Jill Clapperton: It was an incredibly exciting time. It was so fun to be with people who cared so much about food and really, really love food. So first of all, we just started with the grains. Okay. Barber Wheat.

Koen van Seijen: Yeah. Because what’s barber wheat for anybody who didn’t read, definitely should the Third Plate.

Jill Clapperton: So anyways. Barber Wheat is just that. It’s Dan Barber’s wheat. It’s a variety of wheat and but he’s also been having it grown in four different places. So we had wheat in the bakery that had been grown in four different places. And so we took that grain. We ground it up in my coffee grinder because I need to have it ground a little bit because we want to measure the whole density.

Koen van Seijen: So the same variety, the same but very different climate management, maybe even different rotations. You could see significant differences between those four types.

Jill Clapperton: Yes, we could. In calcium and potassium and zinc and some of that in an iron and some of the other trace elements. So we’re like, wow, OK. So, you know. So that’s where you say, OK, maybe we blend it all or maybe we just have it grown here or maybe we talk to the people who are growing it somewhere else and then actually look at, well, how they’re growing it and maybe we change that.

Koen van Seijen: This tracer is a device just to explain for people who haven’t seen it. It’s basically about, let’s say, half a meter high, maybe with less on us basically sticking up so up from the table and you put every your measuring, which could be a powder of weed could be the mixed meal on top. And basically it’s connected to this because your laptop. And that’s where the magic is, because that’s where the calibration software is to actually understand when it comes out.

Koen van Seijen: Then we get to the fundamental discussion as food, as medicine, which, yes. it has been thrown around a million times. But we’re finally, it seems like and correct me if I’m wrong, getting to a place we can actually start having a serious discussion. I think about John Kempf in a number of his interviews for example. We can have a serious discussion for food as medicine, which we couldn’t have until now.

Koen van Seijen: You have the power to change one thing into food and agriculture system.
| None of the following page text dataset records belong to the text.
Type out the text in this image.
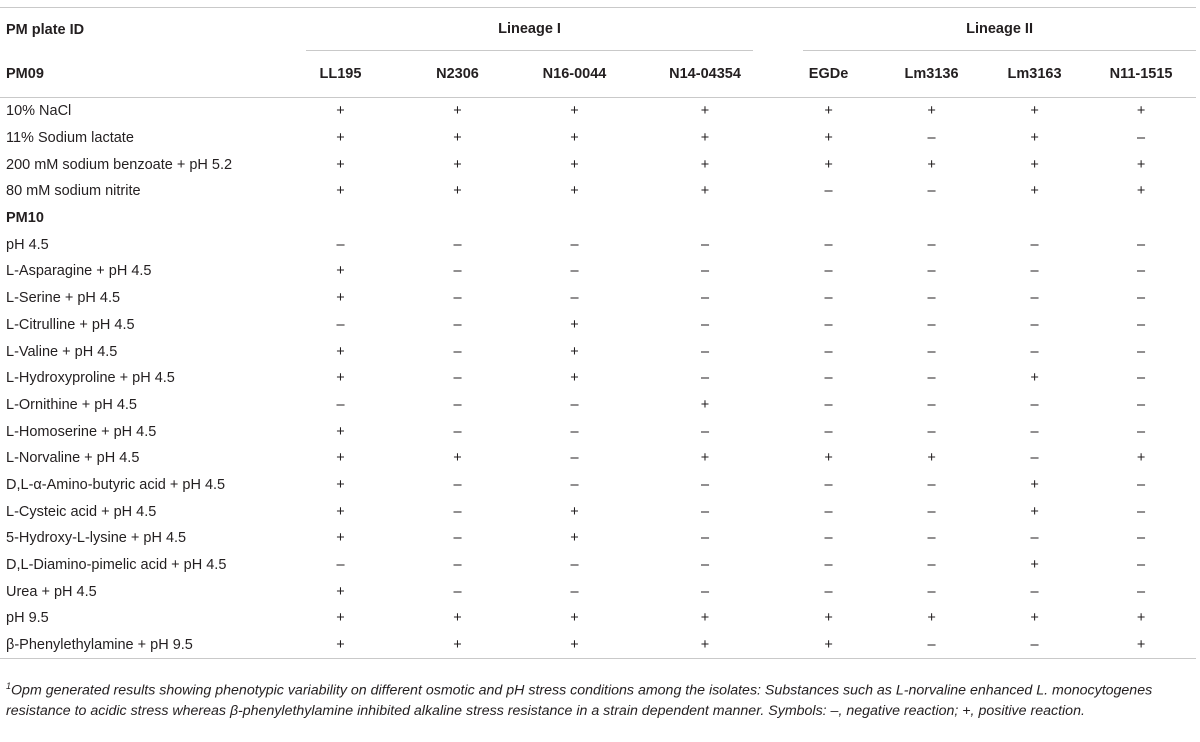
PM plate ID	Lineage I				Lineage II			

PM09	LL195	N2306	N16-0044	N14-04354	EGDe	Lm3136	Lm3163	N11-1515
10% NaCl	+	+	+	+	+	+	+	+
11% Sodium lactate	+	+	+	+	+	–	+	–
200 mM sodium benzoate + pH 5.2	+	+	+	+	+	+	+	+
80 mM sodium nitrite	+	+	+	+	–	–	+	+
PM10								
pH 4.5	–	–	–	–	–	–	–	–
L-Asparagine + pH 4.5	+	–	–	–	–	–	–	–
L-Serine + pH 4.5	+	–	–	–	–	–	–	–
L-Citrulline + pH 4.5	–	–	+	–	–	–	–	–
L-Valine + pH 4.5	+	–	+	–	–	–	–	–
L-Hydroxyproline + pH 4.5	+	–	+	–	–	–	+	–
L-Ornithine + pH 4.5	–	–	–	+	–	–	–	–
L-Homoserine + pH 4.5	+	–	–	–	–	–	–	–
L-Norvaline + pH 4.5	+	+	–	+	+	+	–	+
D,L-α-Amino-butyric acid + pH 4.5	+	–	–	–	–	–	+	–
L-Cysteic acid + pH 4.5	+	–	+	–	–	–	+	–
5-Hydroxy-L-lysine + pH 4.5	+	–	+	–	–	–	–	–
D,L-Diamino-pimelic acid + pH 4.5	–	–	–	–	–	–	+	–
Urea + pH 4.5	+	–	–	–	–	–	–	–
pH 9.5	+	+	+	+	+	+	+	+
β-Phenylethylamine + pH 9.5	+	+	+	+	+	–	–	+
$^1$Opm generated results showing phenotypic variability on different osmotic and pH stress conditions among the isolates: Substances such as L-norvaline enhanced L. monocytogenes resistance to acidic stress whereas β-phenylethylamine inhibited alkaline stress resistance in a strain dependent manner. Symbols: –, negative reaction; +, positive reaction.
And overnight with your magic wand, you can change one thing. What would it be?

Jill Clapperton: I think I would do the last thing I would actually create a bank much like the micro-loan system. I would create a bank that allows farmers that are doing regenerative practices. To be free to innovate, be free to try things. Be free to do what they thought, you know, to brainstorm and do the wildest idea, I would support that. I would still want to see some data on it and I would support them to keep records on it.